In 1984 produceerde Burnett het veelgeprezen majorlabeldebuut van Los Lobos, How Will the Wolf Survive ?, en kort daarna werkte hij samen met Elvis Costello, wiens King of America (1986) en Spike (1989) Burnett zowel als producer als artiest hebben.. Hoewel deze en andere projecten hielpen om Burnett professioneel op te richten, bleek zijn werk aan The Turning (1987), een album van de christelijke popartiest Leslie Phillips, persoonlijk van groot belang. Burnett en Phillips - die op latere albums als Sam opnamen - raakten romantisch betrokken en de twee trouwden in 1989 (ze scheidden in 2004).

Burnett bleef solo-materiaal opnemen, waarbij de met een Grammy Award genomineerde The Criminal Under My Own Hat (1992) een uitstekend venster bood op Burnett's evoluerende lyrische gevoeligheden, maar hij bleef buiten de mainstream van populaire muziek. Dat veranderde dramatisch toen hij de muziek voor de film van de broers Coen, O Brother, Where Art Thou? (2000). Burnett verdiende vier Grammy Awards en werd in de schijnwerpers gezet. Later won hij Grammy's voor het Tony Bennett en het kd lang duet "A Wonderful World" (2002) en voor de soundtrack van de Johnny Cash biopic Walk the Line (2005). In 2009 ontving Burnett drie Grammy's voor zijn werk aan het album Raising Sand van Alison Krauss en Roger Plant en één prijs voor BB King's One Kind Favor.

Hoewel Raising Sand indrukwekkende verkopen en bijna universele lovende kritieken had, was Burnett niet onder de indruk van de geluidskwaliteit van de uiteindelijke opname. In een tijdperk waarin veel producers muziek mixen om luider en dichter te zijn voor de low-fidelity iPod- en ringtone-markten, keerde Burnett terug naar de basis van audio-engineering op volgende albums, met behulp van zijn XOΔE (in het Engels weergegeven als "CODE") technologie. CODE bood een luisterervaring die de originele studiomasteropname zo getrouw mogelijk weergaf, zonder extra kosten voor de consument. CODE audio-dvd's waren opgenomen in het standaard cd-pakket en luisteraars konden dus de twee formaten naast elkaar vergelijken. CODE werd verder verfijnd voor het debuutalbum van 2009 van de psychedelische rock-supergroep Moonalice.

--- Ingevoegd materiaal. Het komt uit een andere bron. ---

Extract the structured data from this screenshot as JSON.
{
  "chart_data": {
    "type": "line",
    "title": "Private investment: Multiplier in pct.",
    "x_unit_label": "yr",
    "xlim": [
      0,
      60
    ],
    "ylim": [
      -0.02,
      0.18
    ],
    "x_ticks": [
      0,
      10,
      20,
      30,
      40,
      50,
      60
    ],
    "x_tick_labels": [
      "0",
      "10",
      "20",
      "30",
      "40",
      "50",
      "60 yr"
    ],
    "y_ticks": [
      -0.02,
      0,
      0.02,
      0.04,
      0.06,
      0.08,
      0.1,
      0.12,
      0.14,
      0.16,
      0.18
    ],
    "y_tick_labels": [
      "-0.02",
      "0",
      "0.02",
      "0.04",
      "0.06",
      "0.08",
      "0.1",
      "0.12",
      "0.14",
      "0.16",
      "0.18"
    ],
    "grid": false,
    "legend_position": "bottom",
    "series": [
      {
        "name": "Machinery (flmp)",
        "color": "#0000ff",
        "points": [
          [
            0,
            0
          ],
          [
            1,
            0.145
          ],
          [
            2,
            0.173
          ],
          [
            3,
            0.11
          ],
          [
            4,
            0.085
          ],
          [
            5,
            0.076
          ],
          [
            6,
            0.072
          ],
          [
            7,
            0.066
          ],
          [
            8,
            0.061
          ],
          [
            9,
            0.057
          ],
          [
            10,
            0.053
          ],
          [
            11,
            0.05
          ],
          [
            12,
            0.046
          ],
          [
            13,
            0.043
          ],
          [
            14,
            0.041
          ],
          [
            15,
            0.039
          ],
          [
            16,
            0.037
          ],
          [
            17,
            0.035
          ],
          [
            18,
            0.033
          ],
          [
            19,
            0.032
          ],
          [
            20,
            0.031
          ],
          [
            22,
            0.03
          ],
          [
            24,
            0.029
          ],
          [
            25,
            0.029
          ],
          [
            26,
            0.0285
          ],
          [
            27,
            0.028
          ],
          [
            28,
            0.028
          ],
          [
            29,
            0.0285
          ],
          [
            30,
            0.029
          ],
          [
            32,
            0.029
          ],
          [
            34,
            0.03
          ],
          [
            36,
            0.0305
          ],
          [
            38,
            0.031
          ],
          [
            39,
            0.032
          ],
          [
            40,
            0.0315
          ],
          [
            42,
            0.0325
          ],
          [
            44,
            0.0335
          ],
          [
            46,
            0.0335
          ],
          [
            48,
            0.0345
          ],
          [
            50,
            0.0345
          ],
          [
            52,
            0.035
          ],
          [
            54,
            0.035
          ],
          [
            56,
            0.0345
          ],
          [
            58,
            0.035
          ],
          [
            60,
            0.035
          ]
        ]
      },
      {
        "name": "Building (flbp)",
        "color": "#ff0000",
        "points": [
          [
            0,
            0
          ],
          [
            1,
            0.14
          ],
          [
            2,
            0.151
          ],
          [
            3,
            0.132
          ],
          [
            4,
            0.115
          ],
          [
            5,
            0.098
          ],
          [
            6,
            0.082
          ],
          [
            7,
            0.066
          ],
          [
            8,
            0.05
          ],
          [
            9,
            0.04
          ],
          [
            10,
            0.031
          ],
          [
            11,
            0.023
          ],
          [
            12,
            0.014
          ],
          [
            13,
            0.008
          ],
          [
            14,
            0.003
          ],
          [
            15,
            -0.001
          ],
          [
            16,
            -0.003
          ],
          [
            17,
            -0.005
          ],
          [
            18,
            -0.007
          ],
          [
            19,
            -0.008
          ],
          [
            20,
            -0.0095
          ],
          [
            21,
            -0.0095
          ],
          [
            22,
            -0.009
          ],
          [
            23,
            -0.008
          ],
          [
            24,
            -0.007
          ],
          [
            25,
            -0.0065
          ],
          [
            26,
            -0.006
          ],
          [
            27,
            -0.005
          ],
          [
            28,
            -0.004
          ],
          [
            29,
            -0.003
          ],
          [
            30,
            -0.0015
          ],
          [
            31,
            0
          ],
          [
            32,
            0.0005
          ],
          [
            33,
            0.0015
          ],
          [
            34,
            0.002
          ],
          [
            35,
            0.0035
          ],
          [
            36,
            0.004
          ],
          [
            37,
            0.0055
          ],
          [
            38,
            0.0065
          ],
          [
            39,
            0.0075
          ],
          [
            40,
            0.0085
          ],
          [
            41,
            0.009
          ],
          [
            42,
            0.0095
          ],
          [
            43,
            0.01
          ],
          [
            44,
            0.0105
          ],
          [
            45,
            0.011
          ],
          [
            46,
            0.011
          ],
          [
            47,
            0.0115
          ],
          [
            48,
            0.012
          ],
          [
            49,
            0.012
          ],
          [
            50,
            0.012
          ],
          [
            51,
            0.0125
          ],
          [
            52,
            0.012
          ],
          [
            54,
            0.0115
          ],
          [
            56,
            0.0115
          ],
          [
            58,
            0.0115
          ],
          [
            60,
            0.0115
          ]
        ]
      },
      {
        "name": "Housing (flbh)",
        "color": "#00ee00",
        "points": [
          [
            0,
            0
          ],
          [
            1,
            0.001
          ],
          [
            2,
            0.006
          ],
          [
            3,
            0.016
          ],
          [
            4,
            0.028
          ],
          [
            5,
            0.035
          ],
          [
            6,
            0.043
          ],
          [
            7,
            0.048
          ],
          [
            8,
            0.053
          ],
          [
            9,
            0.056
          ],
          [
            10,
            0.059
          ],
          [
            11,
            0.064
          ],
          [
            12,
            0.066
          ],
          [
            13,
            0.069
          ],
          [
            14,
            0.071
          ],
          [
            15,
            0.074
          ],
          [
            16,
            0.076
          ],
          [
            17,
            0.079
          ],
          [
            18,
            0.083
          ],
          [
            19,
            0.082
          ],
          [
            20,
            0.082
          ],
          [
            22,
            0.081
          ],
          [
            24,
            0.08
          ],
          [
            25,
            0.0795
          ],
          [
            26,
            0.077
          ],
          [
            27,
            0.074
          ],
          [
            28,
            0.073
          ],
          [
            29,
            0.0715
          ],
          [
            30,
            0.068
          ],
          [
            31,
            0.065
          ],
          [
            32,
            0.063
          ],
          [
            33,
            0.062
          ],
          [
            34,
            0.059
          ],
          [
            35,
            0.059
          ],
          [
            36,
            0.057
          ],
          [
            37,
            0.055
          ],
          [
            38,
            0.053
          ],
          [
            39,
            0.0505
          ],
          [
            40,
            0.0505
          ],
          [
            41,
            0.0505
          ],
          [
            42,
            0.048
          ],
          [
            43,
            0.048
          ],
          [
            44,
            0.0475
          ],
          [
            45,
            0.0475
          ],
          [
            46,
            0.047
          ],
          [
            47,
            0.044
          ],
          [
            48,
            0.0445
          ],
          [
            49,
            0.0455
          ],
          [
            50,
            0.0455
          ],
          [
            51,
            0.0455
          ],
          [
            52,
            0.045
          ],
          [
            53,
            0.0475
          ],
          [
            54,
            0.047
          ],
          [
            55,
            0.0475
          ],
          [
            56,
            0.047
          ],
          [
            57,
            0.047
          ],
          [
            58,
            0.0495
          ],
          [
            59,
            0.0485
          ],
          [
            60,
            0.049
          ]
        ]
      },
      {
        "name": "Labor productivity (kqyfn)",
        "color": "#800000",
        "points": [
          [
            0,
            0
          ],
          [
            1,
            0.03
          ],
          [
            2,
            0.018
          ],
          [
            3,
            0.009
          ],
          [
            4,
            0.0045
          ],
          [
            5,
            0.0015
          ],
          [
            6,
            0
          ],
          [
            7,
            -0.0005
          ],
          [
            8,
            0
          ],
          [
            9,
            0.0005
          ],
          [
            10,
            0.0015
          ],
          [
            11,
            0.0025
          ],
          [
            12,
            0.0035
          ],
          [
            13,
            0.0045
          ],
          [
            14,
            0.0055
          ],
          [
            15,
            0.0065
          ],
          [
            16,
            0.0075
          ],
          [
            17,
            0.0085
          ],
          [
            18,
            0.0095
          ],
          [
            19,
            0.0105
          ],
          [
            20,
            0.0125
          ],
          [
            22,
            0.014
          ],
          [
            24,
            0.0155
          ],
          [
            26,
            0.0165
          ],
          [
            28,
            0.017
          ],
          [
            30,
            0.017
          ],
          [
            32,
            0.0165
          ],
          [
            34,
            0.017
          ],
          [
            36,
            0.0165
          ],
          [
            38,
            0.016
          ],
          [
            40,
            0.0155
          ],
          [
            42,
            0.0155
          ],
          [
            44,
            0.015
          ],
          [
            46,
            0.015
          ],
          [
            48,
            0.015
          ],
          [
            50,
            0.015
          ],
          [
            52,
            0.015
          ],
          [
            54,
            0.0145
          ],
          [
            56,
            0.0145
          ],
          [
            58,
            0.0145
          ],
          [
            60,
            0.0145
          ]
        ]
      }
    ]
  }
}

Dat jaar werkte Burnett ook met Costello aan het album Secret, Profane & Sugarcane en produceerde hij de Jeff Bridges-film Crazy Heart, een project waarvoor hij ook de soundtrack scoorde. Het titelnummer van de film, "The Weary Kind (Theme from Crazy Heart)", domineerde het prijzencircuit, aangezien songwriters Burnett en Ryan Bingham een ​​Academy Award, een Golden Globe (2010) en een Grammy (2011) in de wacht sleepten. Burnett verdiende extra Grammy's voor zijn productiewerk aan de Crazy Heart-soundtrack en voor het schrijven van een nummer van Taylor Swift op de soundtrack van de film The Hunger Games (2012). Ghost Brothers of Darkland County, een zuidelijke gothic musical die hij samen met Stephen King en John Mellencamp creëerde, ging in 2014 in première.

Hoewel hij het grootste deel van de jaren negentig en begin 2000 bezig was met produceren, bleef Burnett presteren. Zijn latere albums waren True False Identity (2006), Tooth of Crime (2008) en The Invisible Light: Acoustic Space (2019).